Imagine that the chief justice were to take an activist role — for example, ruling on whether Hunter Biden’s testimony is relevant. Where would he look for guidance on how to decide? Not to any law, because no law applies here to help the chief justice resolve such issues before him. If 51 or more senators say Biden should testify, he testifies. Any ruling Roberts makes can be overturned by a bare majority of the Senate.

The Framers chose the chief justice to preside in presidential impeachment trials for two reasons that had nothing to do with his powers or expertise. The first was purely ceremonial and symbolic: His presence brings solemnity to the occasion.

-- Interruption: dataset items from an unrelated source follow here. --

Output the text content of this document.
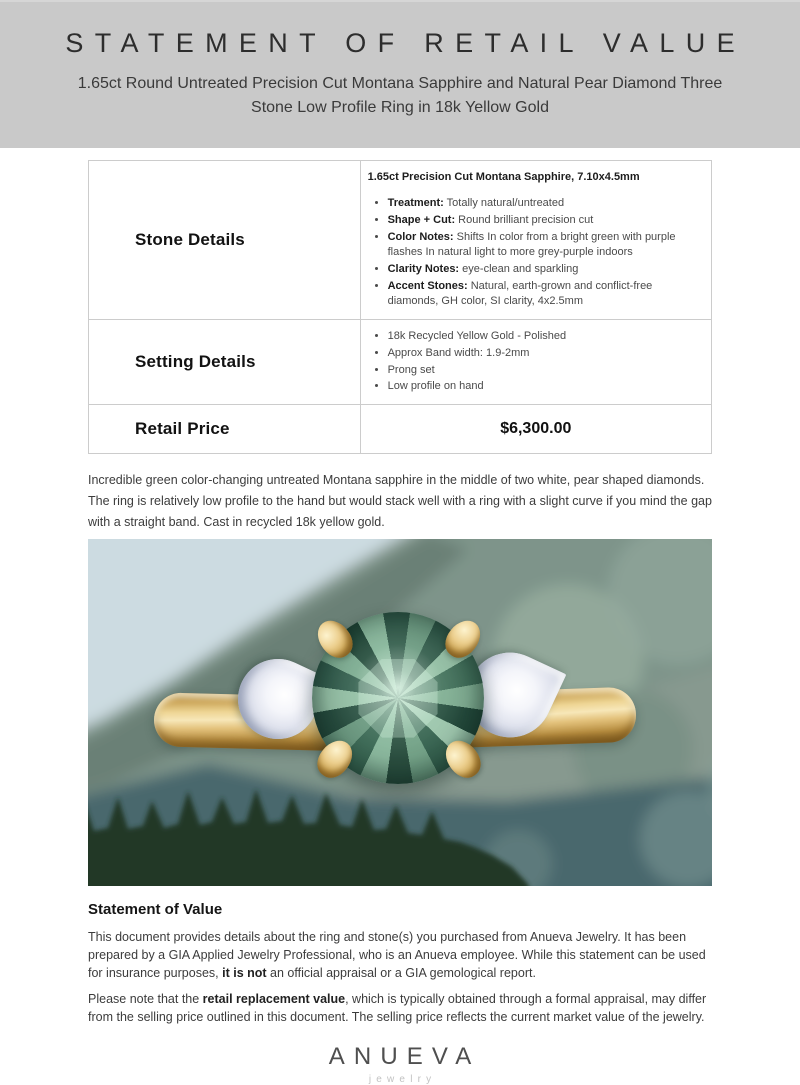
STATEMENT OF RETAIL VALUE

1.65ct Round Untreated Precision Cut Montana Sapphire and Natural Pear Diamond Three Stone Low Profile Ring in 18k Yellow Gold

Stone Details	

1.65ct Precision Cut Montana Sapphire, 7.10x4.5mm

• Treatment: Totally natural/untreated
• Shape + Cut: Round brilliant precision cut
• Color Notes: Shifts In color from a bright green with purple flashes In natural light to more grey-purple indoors
• Clarity Notes: eye-clean and sparkling
• Accent Stones: Natural, earth-grown and conflict-free diamonds, GH color, SI clarity, 4x2.5mm

Setting Details	
• 18k Recycled Yellow Gold - Polished
• Approx Band width: 1.9-2mm
• Prong set
• Low profile on hand

Retail Price	$6,300.00

Incredible green color-changing untreated Montana sapphire in the middle of two white, pear shaped diamonds. The ring is relatively low profile to the hand but would stack well with a ring with a slight curve if you mind the gap with a straight band. Cast in recycled 18k yellow gold.

Statement of Value

This document provides details about the ring and stone(s) you purchased from Anueva Jewelry. It has been prepared by a GIA Applied Jewelry Professional, who is an Anueva employee. While this statement can be used for insurance purposes, it is not an official appraisal or a GIA gemological report.

Please note that the retail replacement value, which is typically obtained through a formal appraisal, may differ from the selling price outlined in this document. The selling price reflects the current market value of the jewelry.

ANUEVA
jewelry
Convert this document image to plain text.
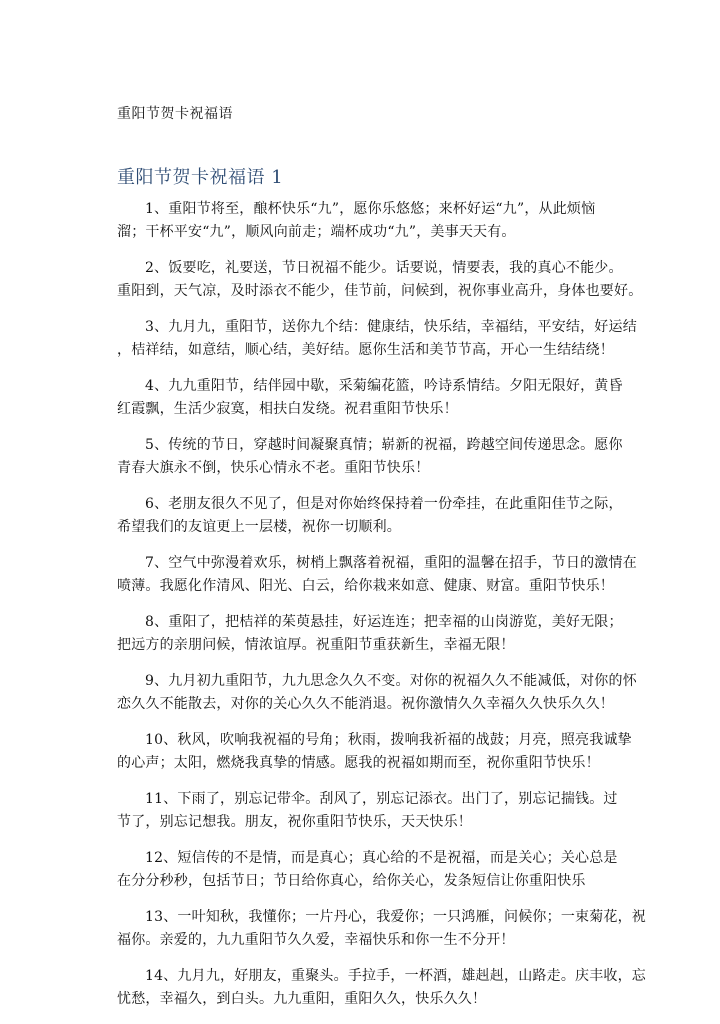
重阳节贺卡祝福语
重阳节贺卡祝福语 1
1、重阳节将至，酿杯快乐“九”，愿你乐悠悠；来杯好运“九”，从此烦恼
溜；干杯平安“九”，顺风向前走；端杯成功“九”，美事天天有。
2、饭要吃，礼要送，节日祝福不能少。话要说，情要表，我的真心不能少。
重阳到，天气凉，及时添衣不能少，佳节前，问候到，祝你事业高升，身体也要好。
3、九月九，重阳节，送你九个结：健康结，快乐结，幸福结，平安结，好运结
，桔祥结，如意结，顺心结，美好结。愿你生活和美节节高，开心一生结结绕！
4、九九重阳节，结伴园中歇，采菊编花篮，吟诗系情结。夕阳无限好，黄昏
红霞飘，生活少寂寞，相扶白发绕。祝君重阳节快乐！
5、传统的节日，穿越时间凝聚真情；崭新的祝福，跨越空间传递思念。愿你
青春大旗永不倒，快乐心情永不老。重阳节快乐！
6、老朋友很久不见了，但是对你始终保持着一份牵挂，在此重阳佳节之际，
希望我们的友谊更上一层楼，祝你一切顺利。
7、空气中弥漫着欢乐，树梢上飘落着祝福，重阳的温馨在招手，节日的激情在
喷薄。我愿化作清风、阳光、白云，给你栽来如意、健康、财富。重阳节快乐！
8、重阳了，把桔祥的茱萸悬挂，好运连连；把幸福的山岗游览，美好无限；
把远方的亲朋问候，情浓谊厚。祝重阳节重获新生，幸福无限！
9、九月初九重阳节，九九思念久久不变。对你的祝福久久不能减低，对你的怀
恋久久不能散去，对你的关心久久不能消退。祝你激情久久幸福久久快乐久久！
10、秋风，吹响我祝福的号角；秋雨，拨响我祈福的战鼓；月亮，照亮我诚挚
的心声；太阳，燃烧我真挚的情感。愿我的祝福如期而至，祝你重阳节快乐！
11、下雨了，别忘记带伞。刮风了，别忘记添衣。出门了，别忘记揣钱。过
节了，别忘记想我。朋友，祝你重阳节快乐，天天快乐！
12、短信传的不是情，而是真心；真心给的不是祝福，而是关心；关心总是
在分分秒秒，包括节日；节日给你真心，给你关心，发条短信让你重阳快乐
13、一叶知秋，我懂你；一片丹心，我爱你；一只鸿雁，问候你；一束菊花，祝
福你。亲爱的，九九重阳节久久爱，幸福快乐和你一生不分开！
14、九月九，好朋友，重聚头。手拉手，一杯酒，雄赳赳，山路走。庆丰收，忘
忧愁，幸福久，到白头。九九重阳，重阳久久，快乐久久！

The other reason was to avoid the conflict of interest inherent in having the usual presiding officer of the Senate in charge, the vice president. This conflict was even more acute under the original Constitution, in which the vice president was not the president’s political ally but rather the opponent who finished second. Thus, as originally conceived, impeachment trials really did upend elections since the ousted president would be replaced by the person he defeated.

Placing someone else in charge was thought to remove that problem. The Framers offered no other insights into the chief’s role, except in otherwise providing that the Senate would have the power to determine its own rules for its proceedings, including trials.

The Senate’s rules and history make clear the Senate makes all important decisions in the trial. Chase had a hand in drafting the rules, giving himself power over “all questions of evidence and incidental matters,” and even to cast the tie-breaking vote when the Senate split evenly. But after Chase ruled on the competency of witnesses for the trial, two senators made a request that the Senate strip him of these broad powers. The motion failed, but barely. Chase tried to dilute the next one, which allowed any senator to appeal the ruling of the chair to the full Senate. It passed, and he was then overruled twice, leaving him embarrassed and scuttling the presidential run he had been planning.

In contrast to Chase, Chief Justice William H. Rehnquist was a model of restraint in presiding over President Bill Clinton’s impeachment trial. Rehnquist was never overruled — because he rarely ruled. When the trial ended, he proudly said, “I did nothing in particular, and I did it very well.”

Temperamentally, Roberts is likely to follow the example of Rehnquist, for whom he clerked. At his confirmation hearings, Roberts famously said, “My job is to call balls and strikes and not to pitch or bat.” He pointedly noted that no one came to a baseball game to watch the umpire. That does not sound like someone planning to become the center of attention in Trump’s trial.